Jakarta – MSCI resmi melakukan pelonggaran terhadap aturan penyaringan saham yang mengalami kenaikan harga ekstrem atau Extreme Price Increase (EPI) pada Rabu (22/7/2026) guna memberikan peluang lebih luas bagi emiten di pasar modal Indonesia untuk masuk ke dalam konstituen MSCI Global Standard Index.
Dilansir dari Katadata, kebijakan baru ini mengubah metodologi penyaringan MSCI yang sebelumnya secara otomatis menghambat saham dengan Foreign Inclusion Factor (FIF) sebesar 0,75 atau lebih jika mengalami kenaikan harga yang terlalu tajam dalam periode tertentu.
MSCI menyatakan bahwa kenaikan harga yang ekstrem sering kali memicu keraguan mengenai proses pembentukan harga yang sehat serta aksesibilitas bagi investor global.
Pelonggaran ini tidak serta-merta menjamin seluruh saham dengan kenaikan harga ekstrem dapat masuk ke dalam indeks MSCI, karena emiten tetap harus memenuhi kriteria kapitalisasi pasar, free float, likuiditas, dan syarat investability lainnya.
Perubahan paling signifikan dalam metodologi ini adalah penghapusan penyaringan otomatis bagi saham berstatus EPI yang memiliki FIF 0,75 atau lebih.
Saham dengan FIF di bawah 0,75 tetap akan mendapatkan perlakuan khusus, termasuk evaluasi ketat bagi konstituen yang belum masuk dalam MSCI Investable Market Index (IMI).
Konstituen MSCI Small Cap Indexes yang terkena filter EPI kini akan dievaluasi berdasarkan perbandingan antara kapitalisasi pasar dengan batas ukuran segmen pasar atau Market Size-Segment Cutoffs.
Saham yang tidak memenuhi kriteria tersebut akan dikeluarkan dari Small Cap Index, namun tetap berada dalam market investable universe untuk dievaluasi kembali pada periode Index Review berikutnya.
“Namun, sekuritas tersebut tetap berada dalam market investable universe dan akan dievaluasi kembali untuk masuk ke Standard Index pada Index Review berikutnya,” tulis MSCI dalam pengumumannya.

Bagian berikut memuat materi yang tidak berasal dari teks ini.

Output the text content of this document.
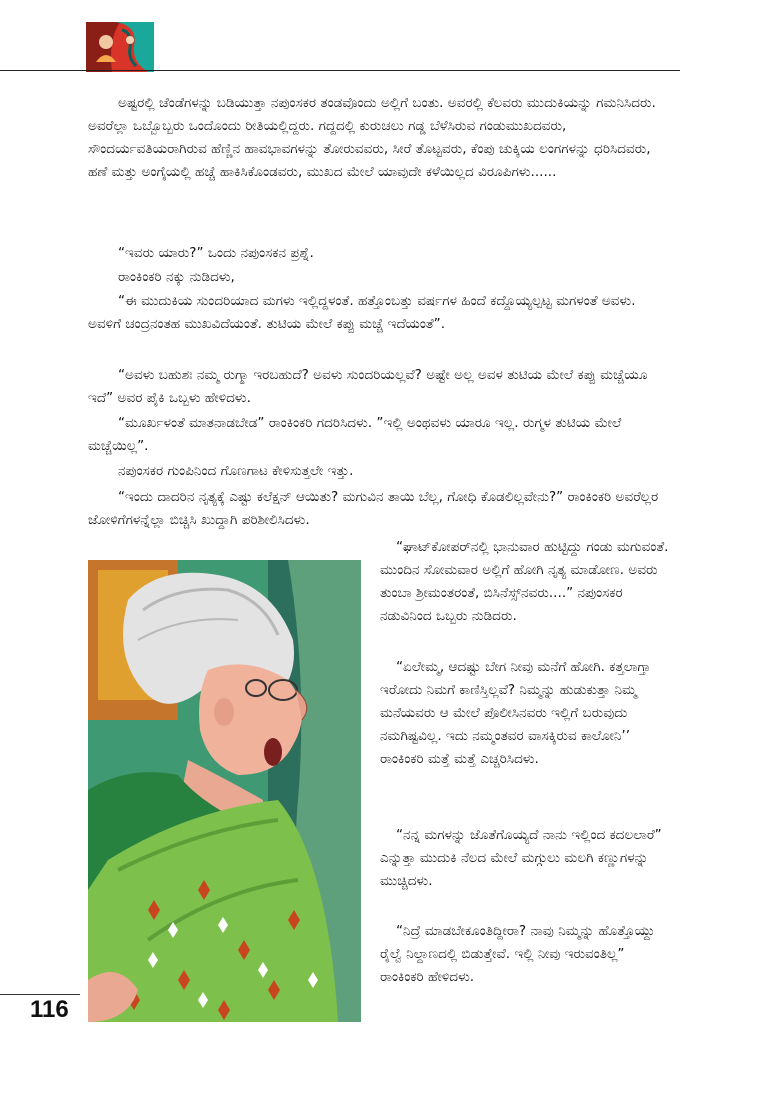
ಅಷ್ಟರಲ್ಲಿ ಚೆಂಡೆಗಳನ್ನು ಬಡಿಯುತ್ತಾ ನಪುಂಸಕರ ತಂಡವೊಂದು ಅಲ್ಲಿಗೆ ಬಂತು. ಅವರಲ್ಲಿ ಕೆಲವರು ಮುದುಕಿಯನ್ನು ಗಮನಿಸಿದರು. ಅವರೆಲ್ಲಾ ಒಬ್ಬೊಬ್ಬರು ಒಂದೊಂದು ರೀತಿಯಲ್ಲಿದ್ದರು. ಗದ್ದದಲ್ಲಿ ಕುರುಚಲು ಗಡ್ಡ ಬೆಳೆಸಿರುವ ಗಂಡುಮುಖದವರು, ಸೌಂದರ್ಯವತಿಯರಾಗಿರುವ ಹೆಣ್ಣಿನ ಹಾವಭಾವಗಳನ್ನು ತೋರುವವರು, ಸೀರೆ ತೊಟ್ಟವರು, ಕೆಂಪು ಚುಕ್ಕಿಯ ಲಂಗಗಳನ್ನು ಧರಿಸಿದವರು, ಹಣೆ ಮತ್ತು ಅಂಗೈಯಲ್ಲಿ ಹಚ್ಚೆ ಹಾಕಿಸಿಕೊಂಡವರು, ಮುಖದ ಮೇಲೆ ಯಾವುದೇ ಕಳೆಯಿಲ್ಲದ ವಿರೂಪಿಗಳು......

“ಇವರು ಯಾರು?” ಒಂದು ನಪುಂಸಕನ ಪ್ರಶ್ನೆ.

ರಾಂಕಿಂಕರಿ ನಕ್ಕು ನುಡಿದಳು,

“ಈ ಮುದುಕಿಯ ಸುಂದರಿಯಾದ ಮಗಳು ಇಲ್ಲಿದ್ದಳಂತೆ. ಹತ್ತೊಂಬತ್ತು ವರ್ಷಗಳ ಹಿಂದೆ ಕದ್ದೊಯ್ಯಲ್ಪಟ್ಟ ಮಗಳಂತೆ ಅವಳು. ಅವಳಿಗೆ ಚಂದ್ರನಂತಹ ಮುಖವಿದೆಯಂತೆ. ತುಟಿಯ ಮೇಲೆ ಕಪ್ಪು ಮಚ್ಚೆ ಇದೆಯಂತೆ”.

“ಅವಳು ಬಹುಶಃ ನಮ್ಮ ರುಗ್ಮಾ ಇರಬಹುದೆ? ಅವಳು ಸುಂದರಿಯಲ್ಲವೆ? ಅಷ್ಟೇ ಅಲ್ಲ ಅವಳ ತುಟಿಯ ಮೇಲೆ ಕಪ್ಪು ಮಚ್ಚೆಯೂ ಇದೆ” ಅವರ ಪೈಕಿ ಒಬ್ಬಳು ಹೇಳಿದಳು.

“ಮೂರ್ಖಳಂತೆ ಮಾತನಾಡಬೇಡ” ರಾಂಕಿಂಕರಿ ಗದರಿಸಿದಳು. ”ಇಲ್ಲಿ ಅಂಥವಳು ಯಾರೂ ಇಲ್ಲ. ರುಗ್ಮಳ ತುಟಿಯ ಮೇಲೆ ಮಚ್ಚೆಯಿಲ್ಲ”.

ನಪುಂಸಕರ ಗುಂಪಿನಿಂದ ಗೊಣಗಾಟ ಕೇಳಿಸುತ್ತಲೇ ಇತ್ತು.

“ಇಂದು ದಾದರಿನ ನೃತ್ಯಕ್ಕೆ ಎಷ್ಟು ಕಲೆಕ್ಷನ್ ಆಯಿತು? ಮಗುವಿನ ತಾಯಿ ಬೆಲ್ಲ, ಗೋಧಿ ಕೊಡಲಿಲ್ಲವೇನು?” ರಾಂಕಿಂಕರಿ ಅವರೆಲ್ಲರ ಜೋಳಿಗೆಗಳನ್ನೆಲ್ಲಾ ಬಿಚ್ಚಿಸಿ ಖುದ್ದಾಗಿ ಪರಿಶೀಲಿಸಿದಳು.

“ಘಾಟ್‌ಕೋಪರ್‌ನಲ್ಲಿ ಭಾನುವಾರ ಹುಟ್ಟಿದ್ದು ಗಂಡು ಮಗುವಂತೆ. ಮುಂದಿನ ಸೋಮವಾರ ಅಲ್ಲಿಗೆ ಹೋಗಿ ನೃತ್ಯ ಮಾಡೋಣ. ಅವರು ತುಂಬಾ ಶ್ರೀಮಂತರಂತೆ, ಬಿಸಿನೆಸ್ಸ್‌ನವರು....” ನಪುಂಸಕರ ನಡುವಿನಿಂದ ಒಬ್ಬರು ನುಡಿದರು.

“ಏಲೇಮ್ಮ, ಆದಷ್ಟು ಬೇಗ ನೀವು ಮನೆಗೆ ಹೋಗಿ. ಕತ್ತಲಾಗ್ತಾ ಇರೋದು ನಿಮಗೆ ಕಾಣಿಸ್ತಿಲ್ಲವೆ? ನಿಮ್ಮನ್ನು ಹುಡುಕುತ್ತಾ ನಿಮ್ಮ ಮನೆಯವರು ಆ ಮೇಲೆ ಪೊಲೀಸಿನವರು ಇಲ್ಲಿಗೆ ಬರುವುದು ನಮಗಿಷ್ಟವಿಲ್ಲ. ಇದು ನಮ್ಮಂತವರ ವಾಸಕ್ಕಿರುವ ಕಾಲೋನಿ’’ ರಾಂಕಿಂಕರಿ ಮತ್ತೆ ಮತ್ತೆ ಎಚ್ಚರಿಸಿದಳು.

“ನನ್ನ ಮಗಳನ್ನು ಜೊತೆಗೊಯ್ಯದೆ ನಾನು ಇಲ್ಲಿಂದ ಕದಲಲಾರೆ” ಎನ್ನುತ್ತಾ ಮುದುಕಿ ನೆಲದ ಮೇಲೆ ಮಗ್ಗುಲು ಮಲಗಿ ಕಣ್ಣುಗಳನ್ನು ಮುಚ್ಚಿದಳು.

“ನಿದ್ರೆ ಮಾಡಬೇಕೂಂತಿದ್ದೀರಾ? ನಾವು ನಿಮ್ಮನ್ನು ಹೊತ್ತೊಯ್ದು ರೈಲ್ವೆ ನಿಲ್ದಾಣದಲ್ಲಿ ಬಿಡುತ್ತೇವೆ. ಇಲ್ಲಿ ನೀವು ಇರುವಂತಿಲ್ಲ” ರಾಂಕಿಂಕರಿ ಹೇಳಿದಳು.

116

Meskipun aturan baru telah dirilis, dampak signifikan bagi pasar modal Indonesia belum akan terlihat dalam waktu dekat karena MSCI masih membekukan proses rebalancing saham Indonesia.
Senior Technical Analyst Mirae Asset Sekuritas, Nafan Aji Gusta, menyatakan bahwa perubahan metodologi ini merupakan perkembangan positif, namun dampaknya masih terbatas pada jangka pendek.
“Selama isu tersebut belum sepenuhnya terselesaikan, peluang penambahan saham Indonesia ke MSCI Global Standard masih relatif terbatas meskipun hambatan EPI telah dilonggarkan,” kata Nafan.
Nafan menilai saham blue chip dengan free float tinggi seperti PT Bank Central Asia Tbk (BBCA), PT Bank Rakyat Indonesia Tbk (BBRI), PT Bank Mandiri Tbk (BMRI), dan PT Bank Negara Indonesia Tbk (BBNI) menjadi pihak yang paling diuntungkan.
Equity Analyst Indo Premier Sekuritas, Imam Gunadi, menambahkan bahwa aturan ini meningkatkan peluang saham berkapitalisasi besar, namun keputusan akhir tetap bergantung pada penilaian menyeluruh oleh MSCI.
“Keputusan akhir tetap bergantung pada pemenuhan seluruh metodologi MSCI serta hasil penilaian MSCI sendiri,” kata Imam.
Tantangan utama bagi pasar Indonesia saat ini adalah potensi penurunan status dari emerging market menjadi frontier market yang masih dipantau oleh MSCI.
MSCI menyoroti isu transparansi struktur kepemilikan, keakuratan data free float, serta dugaan perdagangan terkoordinasi sebagai poin krusial dalam menentukan kualitas pasar.
Regulator Bursa Efek Indonesia terus berupaya melakukan reformasi integritas pasar, namun investor global tetap memprioritaskan bukti efektivitas kebijakan tersebut di lapangan sebelum peninjauan indeks pada November 2026.